Former AG Van Hollen, a conservative Republican, seconded that emotion. “I’m here to tell you as the former chief law enforcement officer for the state of Wisconsin that our system does work,” he said.
Van Hollen reminded people that he pushed for Wisconsin’s strict voter I.D. law, which Democrats opposed as a voter-suppression measure. “Whether you were for it or against it, the bottom line is that it is in place right now. If people pretended to be somebody else when they came in and voted in the past, they cannot do that any longer,” Van Hollen said.
For voters of every stripe, he added, “Get out and vote. Your vote will count. Our system works and we have to trust in the result of that system.”
Former Republican Congressman Klug underscored that Trump lost Wisconsin in 2020 “and it had nothing to do with election fraud. It just had to do with folks who decided to vote in a different direction.”
He also praised local election workers and volunteers, like those who take his ballot at his Lutheran church, and “who make Wisconsin’s election system one of the best in the country.”

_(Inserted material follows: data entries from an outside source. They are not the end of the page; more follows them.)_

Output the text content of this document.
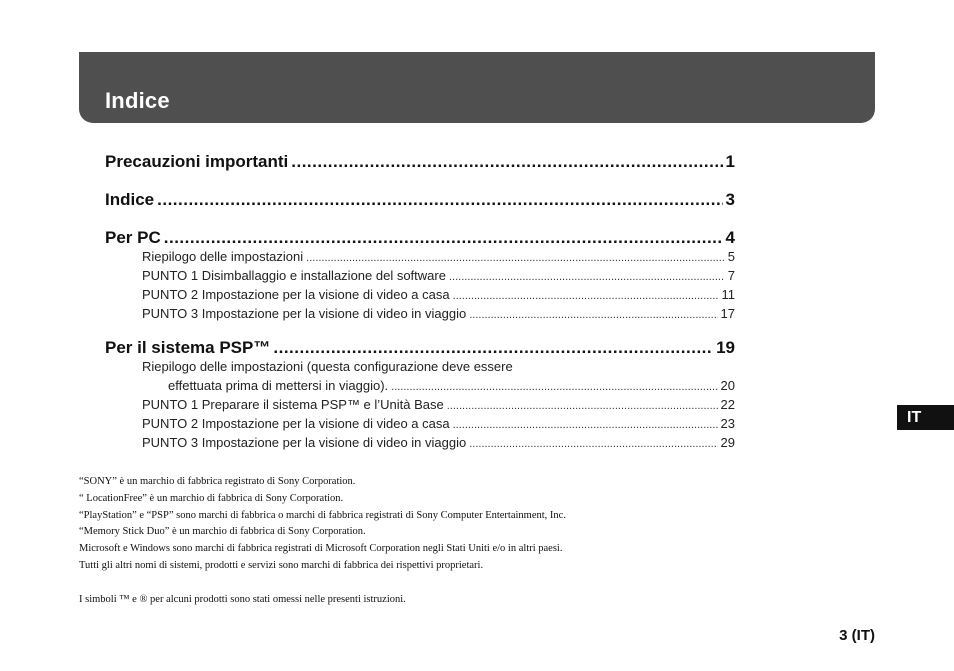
Indice
Precauzioni importanti .....	1
Indice .....	3
Per PC .....	4
Riepilogo delle impostazioni .....	5
PUNTO 1 Disimballaggio e installazione del software .....	7
PUNTO 2 Impostazione per la visione di video a casa .....	11
PUNTO 3 Impostazione per la visione di video in viaggio .....	17
Per il sistema PSP™ .....	19
Riepilogo delle impostazioni (questa configurazione deve essere
effettuata prima di mettersi in viaggio). .....	20
PUNTO 1 Preparare il sistema PSP™ e l’Unità Base .....	22
PUNTO 2 Impostazione per la visione di video a casa .....	23
PUNTO 3 Impostazione per la visione di video in viaggio .....	29
IT

“SONY” è un marchio di fabbrica registrato di Sony Corporation.

“ LocationFree” è un marchio di fabbrica di Sony Corporation.

“PlayStation” e “PSP” sono marchi di fabbrica o marchi di fabbrica registrati di Sony Computer Entertainment, Inc.

“Memory Stick Duo” è un marchio di fabbrica di Sony Corporation.

Microsoft e Windows sono marchi di fabbrica registrati di Microsoft Corporation negli Stati Uniti e/o in altri paesi.

Tutti gli altri nomi di sistemi, prodotti e servizi sono marchi di fabbrica dei rispettivi proprietari.

I simboli ™ e ® per alcuni prodotti sono stati omessi nelle presenti istruzioni.

3 (IT)
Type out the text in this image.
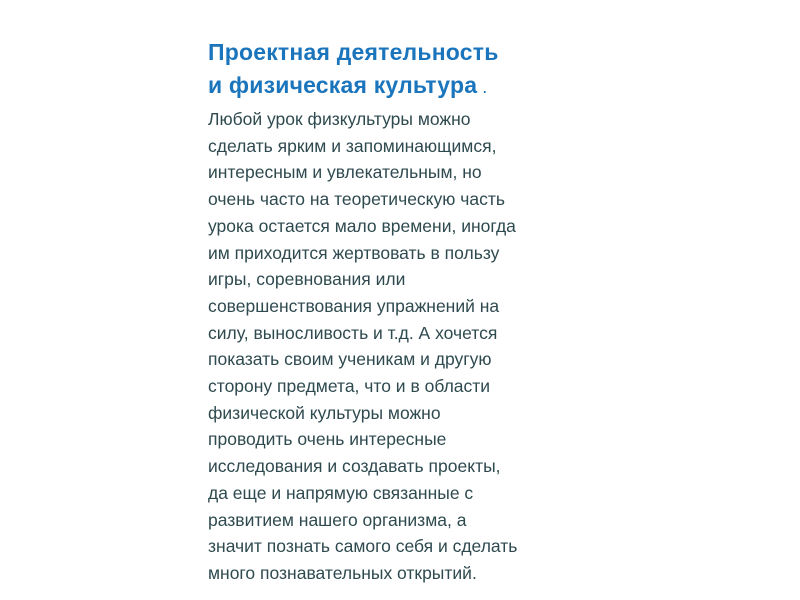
Проектная деятельность
и физическая культура .
Любой урок физкультуры можно
сделать ярким и запоминающимся,
интересным и увлекательным, но
очень часто на теоретическую часть
урока остается мало времени, иногда
им приходится жертвовать в пользу
игры, соревнования или
совершенствования упражнений на
силу, выносливость и т.д. А хочется
показать своим ученикам и другую
сторону предмета, что и в области
физической культуры можно
проводить очень интересные
исследования и создавать проекты,
да еще и напрямую связанные с
развитием нашего организма, а
значит познать самого себя и сделать
много познавательных открытий.
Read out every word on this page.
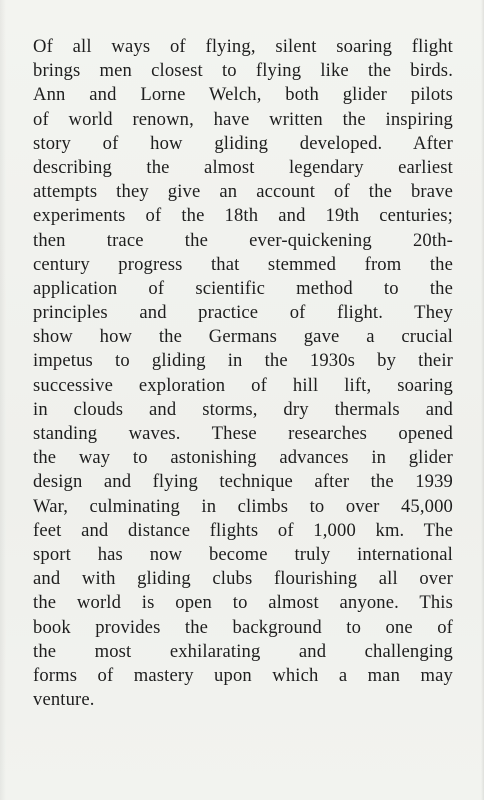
Of all ways of flying, silent soaring flight
brings men closest to flying like the birds.
Ann and Lorne Welch, both glider pilots
of world renown, have written the inspiring
story of how gliding developed. After
describing the almost legendary earliest
attempts they give an account of the brave
experiments of the 18th and 19th centuries;
then trace the ever-quickening 20th-
century progress that stemmed from the
application of scientific method to the
principles and practice of flight. They
show how the Germans gave a crucial
impetus to gliding in the 1930s by their
successive exploration of hill lift, soaring
in clouds and storms, dry thermals and
standing waves. These researches opened
the way to astonishing advances in glider
design and flying technique after the 1939
War, culminating in climbs to over 45,000
feet and distance flights of 1,000 km. The
sport has now become truly international
and with gliding clubs flourishing all over
the world is open to almost anyone. This
book provides the background to one of
the most exhilarating and challenging
forms of mastery upon which a man may
venture.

Tate, the former Democratic Party chair, warned that the unusually high volume of early voting and a state law that forbids clerks from counting ballots until polls close on election night will likely mean delays in results coming in. “There are good reasons for that,” he said, “because our good election workers are exercising extreme due diligence.”
In a separate press conference outside City Hall in Madison, members of the Wisconsin Democracy Campaign and Secretary of State Godlewski also chimed in to defend Wisconsin’s hard-working election clerks and combat conspiracy theories.
Nick Ramos, the Democracy Campaign’s executive director, connected recent news stories about drop-box arson in other states to the hijacking of a local dropbox by the mayor of Wausau, Wisconsin, who physically removed his town’s ballot drop box and locked it in his office. The mayor was forced to return the box and is now the subject of a criminal investigation. It’s important to hold people accountable who try to interfere with voting, Ramos said, because otherwise “people will try to imitate those types of bad behaviors.”
Besides sticking up for beleaguered election officials, the pro-drop-box press conference featured testimony from Martha Siravo, a founder of Madtown Mommas and Disability Advocates. Siravo, who uses a wheelchair, explained that having a drop box makes it much easier for her to vote.
Godlewski described conversations with other voters around the state — a busy working mom, an elderly woman who has to ask her kids for rides when she needs to go out, and a young man who works the night shift — all of whom were able to vote by dropping their absentee ballots in a secure drop box, but who might not have made it to the polls during regular voting hours. “These stories are real and that’s why drop boxes matter,” Godlewski said. Restoring drop boxes is part of “helping ensure Wisconsin remains a state where every vote matters.”
That’s the spirit we need going into this fraught election, and for whatever comes after.